Maybe the river was flowing a bit too slowly or maybe we were feeling a little too relaxed, but we only just made it back to town in time to return our tubes (having taken six hours to navigate four kilometres of river). Maybe those tuk tuk drivers weren’t trying to scam us after all…

That night we managed to find a bar that showed Family Guy instead of Friends and settled in for a few rounds of Beer Lao. On reflection, maybe Vang Vieng isn’t quite the hole that many have made it out to be. It’s a town that’s built on hedonism and, no matter what your opinion of Vang Vieng, it would be a shame to see it denigrated by puritanical ideas of what tourist destinations should be.


Hi Mum, I’m in Luang Prabang

If you just spent 2 slightly hellish days getting to a destination, you couldn’t do much better than have that destination be Luang Prabang. Set on the confluence of the Mekong and Nam Ou rivers, it’s an elegant, laid-back sort of place, with plenty of reminders of its French colonial history.

Things you can do in LP:
1. Get up to the sound of drums at dawn and stumble onto your guesthouse balcony to watch the monks from the various wats make their procession through town, collecting alms in the form of sticky rice.
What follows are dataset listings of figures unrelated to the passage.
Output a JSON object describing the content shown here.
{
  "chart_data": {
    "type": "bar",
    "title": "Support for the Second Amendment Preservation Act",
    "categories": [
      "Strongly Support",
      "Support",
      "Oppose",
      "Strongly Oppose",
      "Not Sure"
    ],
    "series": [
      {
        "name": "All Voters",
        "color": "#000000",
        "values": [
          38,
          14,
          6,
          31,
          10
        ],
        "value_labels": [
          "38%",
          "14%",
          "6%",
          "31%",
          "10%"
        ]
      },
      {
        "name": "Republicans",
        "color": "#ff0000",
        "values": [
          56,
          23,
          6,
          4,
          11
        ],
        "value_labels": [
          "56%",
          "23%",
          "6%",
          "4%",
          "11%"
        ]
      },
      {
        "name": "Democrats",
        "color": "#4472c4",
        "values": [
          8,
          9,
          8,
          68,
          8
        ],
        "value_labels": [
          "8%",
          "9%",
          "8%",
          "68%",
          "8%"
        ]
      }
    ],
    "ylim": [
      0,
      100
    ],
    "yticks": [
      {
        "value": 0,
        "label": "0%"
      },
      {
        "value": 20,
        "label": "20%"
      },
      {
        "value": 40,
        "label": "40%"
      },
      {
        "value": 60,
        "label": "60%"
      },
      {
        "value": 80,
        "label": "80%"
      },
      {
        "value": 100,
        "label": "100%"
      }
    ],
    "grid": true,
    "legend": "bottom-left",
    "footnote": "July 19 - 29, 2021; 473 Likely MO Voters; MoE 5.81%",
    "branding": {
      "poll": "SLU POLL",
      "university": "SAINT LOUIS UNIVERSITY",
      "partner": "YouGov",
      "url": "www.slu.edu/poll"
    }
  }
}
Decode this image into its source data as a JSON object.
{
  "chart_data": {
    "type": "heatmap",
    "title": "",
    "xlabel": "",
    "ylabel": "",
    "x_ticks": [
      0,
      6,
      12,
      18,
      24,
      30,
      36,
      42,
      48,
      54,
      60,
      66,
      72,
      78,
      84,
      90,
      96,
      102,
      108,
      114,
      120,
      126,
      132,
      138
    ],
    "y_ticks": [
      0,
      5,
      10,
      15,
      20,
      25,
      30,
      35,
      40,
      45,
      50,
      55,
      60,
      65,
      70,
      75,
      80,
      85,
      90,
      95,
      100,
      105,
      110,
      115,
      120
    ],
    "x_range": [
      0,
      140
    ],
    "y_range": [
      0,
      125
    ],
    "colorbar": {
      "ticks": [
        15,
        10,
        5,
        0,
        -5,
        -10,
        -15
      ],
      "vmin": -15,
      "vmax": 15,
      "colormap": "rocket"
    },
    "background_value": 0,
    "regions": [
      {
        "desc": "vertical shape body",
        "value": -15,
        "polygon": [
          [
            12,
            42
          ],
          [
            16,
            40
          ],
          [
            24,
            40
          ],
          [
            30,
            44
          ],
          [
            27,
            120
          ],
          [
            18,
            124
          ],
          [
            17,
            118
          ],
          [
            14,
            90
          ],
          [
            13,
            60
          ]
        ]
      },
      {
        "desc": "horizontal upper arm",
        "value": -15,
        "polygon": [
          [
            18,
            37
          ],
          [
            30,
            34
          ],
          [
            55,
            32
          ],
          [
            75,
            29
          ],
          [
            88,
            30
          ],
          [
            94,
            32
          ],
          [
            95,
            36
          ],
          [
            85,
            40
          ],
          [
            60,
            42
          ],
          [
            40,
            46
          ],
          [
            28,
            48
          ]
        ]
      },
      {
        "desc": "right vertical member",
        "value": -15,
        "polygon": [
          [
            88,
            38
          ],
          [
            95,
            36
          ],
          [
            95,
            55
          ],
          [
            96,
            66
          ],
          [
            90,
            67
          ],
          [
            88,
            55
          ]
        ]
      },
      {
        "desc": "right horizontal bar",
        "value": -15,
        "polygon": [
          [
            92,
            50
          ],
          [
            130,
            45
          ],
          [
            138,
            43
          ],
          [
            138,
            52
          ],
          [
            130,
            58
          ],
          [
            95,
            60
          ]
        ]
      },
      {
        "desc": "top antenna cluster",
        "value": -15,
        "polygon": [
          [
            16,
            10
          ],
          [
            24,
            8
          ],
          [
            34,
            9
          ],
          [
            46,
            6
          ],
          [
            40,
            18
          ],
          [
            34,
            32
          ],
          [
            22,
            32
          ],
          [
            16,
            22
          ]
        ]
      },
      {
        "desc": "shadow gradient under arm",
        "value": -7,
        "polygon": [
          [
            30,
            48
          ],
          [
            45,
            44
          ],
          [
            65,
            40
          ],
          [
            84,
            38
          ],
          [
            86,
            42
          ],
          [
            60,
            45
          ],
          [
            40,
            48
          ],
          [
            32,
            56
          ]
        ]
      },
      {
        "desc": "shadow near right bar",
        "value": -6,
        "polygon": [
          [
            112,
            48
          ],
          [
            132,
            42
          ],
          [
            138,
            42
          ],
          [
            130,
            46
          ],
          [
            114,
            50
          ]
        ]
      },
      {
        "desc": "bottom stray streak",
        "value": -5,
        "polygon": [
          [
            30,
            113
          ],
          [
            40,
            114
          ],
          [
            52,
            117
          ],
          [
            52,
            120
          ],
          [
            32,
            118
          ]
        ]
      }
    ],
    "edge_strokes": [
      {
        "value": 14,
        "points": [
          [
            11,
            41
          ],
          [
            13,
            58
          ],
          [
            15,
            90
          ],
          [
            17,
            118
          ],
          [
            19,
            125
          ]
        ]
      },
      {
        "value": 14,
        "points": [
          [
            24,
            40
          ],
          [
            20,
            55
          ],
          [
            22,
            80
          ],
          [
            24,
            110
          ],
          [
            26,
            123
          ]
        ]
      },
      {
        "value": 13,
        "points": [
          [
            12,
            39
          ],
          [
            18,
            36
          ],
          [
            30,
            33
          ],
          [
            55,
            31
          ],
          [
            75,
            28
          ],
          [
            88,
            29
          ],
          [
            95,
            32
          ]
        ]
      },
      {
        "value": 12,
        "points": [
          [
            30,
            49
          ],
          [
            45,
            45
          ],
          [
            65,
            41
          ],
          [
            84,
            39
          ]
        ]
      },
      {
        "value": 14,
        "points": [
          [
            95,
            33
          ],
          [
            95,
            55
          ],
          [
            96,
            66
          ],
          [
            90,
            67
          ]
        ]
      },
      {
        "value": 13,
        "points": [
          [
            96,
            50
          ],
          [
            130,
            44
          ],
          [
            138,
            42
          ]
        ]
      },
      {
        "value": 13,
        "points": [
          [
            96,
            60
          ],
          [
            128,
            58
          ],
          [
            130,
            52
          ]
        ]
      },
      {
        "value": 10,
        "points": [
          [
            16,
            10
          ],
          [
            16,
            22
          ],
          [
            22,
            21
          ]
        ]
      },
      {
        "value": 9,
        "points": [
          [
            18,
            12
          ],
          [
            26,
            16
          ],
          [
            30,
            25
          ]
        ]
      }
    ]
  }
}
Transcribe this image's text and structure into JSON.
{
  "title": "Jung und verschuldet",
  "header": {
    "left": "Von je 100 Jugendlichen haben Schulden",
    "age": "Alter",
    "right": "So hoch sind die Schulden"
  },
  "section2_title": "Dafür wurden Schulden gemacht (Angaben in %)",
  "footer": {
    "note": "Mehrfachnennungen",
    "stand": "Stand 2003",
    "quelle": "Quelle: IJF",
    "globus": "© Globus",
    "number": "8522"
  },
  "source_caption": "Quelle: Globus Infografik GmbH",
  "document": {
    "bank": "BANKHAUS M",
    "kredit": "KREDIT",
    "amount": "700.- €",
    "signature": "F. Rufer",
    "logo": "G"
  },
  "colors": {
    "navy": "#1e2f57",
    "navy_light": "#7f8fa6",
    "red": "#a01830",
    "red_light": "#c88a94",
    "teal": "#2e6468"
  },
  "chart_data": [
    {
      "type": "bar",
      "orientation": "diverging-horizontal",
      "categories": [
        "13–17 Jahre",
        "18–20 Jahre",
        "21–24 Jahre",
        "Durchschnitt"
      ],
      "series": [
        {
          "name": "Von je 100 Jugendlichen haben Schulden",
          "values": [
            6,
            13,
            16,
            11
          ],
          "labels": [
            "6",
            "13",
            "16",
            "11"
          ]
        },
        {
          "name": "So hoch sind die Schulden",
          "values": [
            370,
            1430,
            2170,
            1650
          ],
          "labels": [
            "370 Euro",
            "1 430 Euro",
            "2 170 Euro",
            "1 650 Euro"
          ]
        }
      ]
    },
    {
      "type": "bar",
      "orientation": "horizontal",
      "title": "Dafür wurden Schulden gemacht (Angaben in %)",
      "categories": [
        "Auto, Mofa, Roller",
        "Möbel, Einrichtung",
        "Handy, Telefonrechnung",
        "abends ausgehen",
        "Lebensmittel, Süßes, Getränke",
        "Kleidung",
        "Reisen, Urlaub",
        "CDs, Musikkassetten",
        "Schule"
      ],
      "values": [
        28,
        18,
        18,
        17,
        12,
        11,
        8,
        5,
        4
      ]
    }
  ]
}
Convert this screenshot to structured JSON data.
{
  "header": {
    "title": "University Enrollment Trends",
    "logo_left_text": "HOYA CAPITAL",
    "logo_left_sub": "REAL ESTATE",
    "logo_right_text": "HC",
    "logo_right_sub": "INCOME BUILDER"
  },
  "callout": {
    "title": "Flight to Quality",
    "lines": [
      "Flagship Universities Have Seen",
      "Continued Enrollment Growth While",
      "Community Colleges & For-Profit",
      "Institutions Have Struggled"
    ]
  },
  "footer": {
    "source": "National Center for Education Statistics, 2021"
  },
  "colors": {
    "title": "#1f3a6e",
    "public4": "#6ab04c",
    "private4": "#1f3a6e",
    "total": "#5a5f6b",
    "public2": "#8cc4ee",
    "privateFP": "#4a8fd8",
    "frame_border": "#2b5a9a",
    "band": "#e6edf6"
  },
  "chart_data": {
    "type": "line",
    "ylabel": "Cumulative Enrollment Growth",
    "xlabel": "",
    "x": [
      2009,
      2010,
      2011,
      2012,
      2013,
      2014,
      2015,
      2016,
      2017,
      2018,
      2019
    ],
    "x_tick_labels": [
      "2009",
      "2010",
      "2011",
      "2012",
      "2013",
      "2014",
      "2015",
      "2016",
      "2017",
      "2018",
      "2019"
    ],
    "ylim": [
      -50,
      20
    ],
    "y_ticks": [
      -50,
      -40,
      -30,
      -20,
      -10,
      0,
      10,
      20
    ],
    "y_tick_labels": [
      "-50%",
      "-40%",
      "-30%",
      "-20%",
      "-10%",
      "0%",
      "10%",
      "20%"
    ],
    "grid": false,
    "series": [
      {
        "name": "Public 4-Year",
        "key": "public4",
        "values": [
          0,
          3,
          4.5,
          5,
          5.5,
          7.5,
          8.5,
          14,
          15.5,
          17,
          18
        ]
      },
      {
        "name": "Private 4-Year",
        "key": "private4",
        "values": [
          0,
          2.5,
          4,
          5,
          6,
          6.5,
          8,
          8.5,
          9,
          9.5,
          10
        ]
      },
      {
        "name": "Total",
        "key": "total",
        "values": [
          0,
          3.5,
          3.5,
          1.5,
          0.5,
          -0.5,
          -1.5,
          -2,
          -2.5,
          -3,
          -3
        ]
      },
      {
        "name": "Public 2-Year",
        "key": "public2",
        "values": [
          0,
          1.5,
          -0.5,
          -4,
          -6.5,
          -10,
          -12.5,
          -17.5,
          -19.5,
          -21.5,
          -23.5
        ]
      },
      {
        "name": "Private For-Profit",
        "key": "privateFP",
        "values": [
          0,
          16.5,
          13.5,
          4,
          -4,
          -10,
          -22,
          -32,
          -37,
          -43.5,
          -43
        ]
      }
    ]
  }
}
2. Watch the local women try to sell sticky rice to foreigners so they can offer it to the monks, without revealing that the monks will not eat tainted offerings.

3. Visit Tamarind, a restaurant and cooking school run by Joy, a local man, and Caroline, his Aussie wife. Learn heaps about local food (surprisingly different from Thai and Vietnamese food). Be amazed by the utterly repellant Lao fish sauce (recipe: take whole fish. Place in water. Add salt, galangal and maybe garlic. Leave to ferment (ie. rot). Eat.) Prepare some great food in an idyllic setting. Fall in love with Lao beer snacks – dried, fried mushroom shreds flavoured with kaffir lime, chili and garlic.

4. Bump into some old uni friends that you just missed in Singapore (hey, Warren and Celia). Spend a great evening with them, drinking cheap cocktails in a secluded bar on the other side of the river, accessible only via rickety bamboo bridge, and eating more great food.

5. Visit the Kuang Si waterfall, a series of cascades about an hour out of town that look like they were deliberately designed by someone working for Disneyland or similar (this is actually a compliment). Swim in the gorgeous aqua water and wonder again why it is you don’t live in Luang Prabang.

6. Eat a gourmet French meal at LÉlephant, which but for the heat, the tiny geckos running around on the awning and the miniscule price, could be anywhere in France.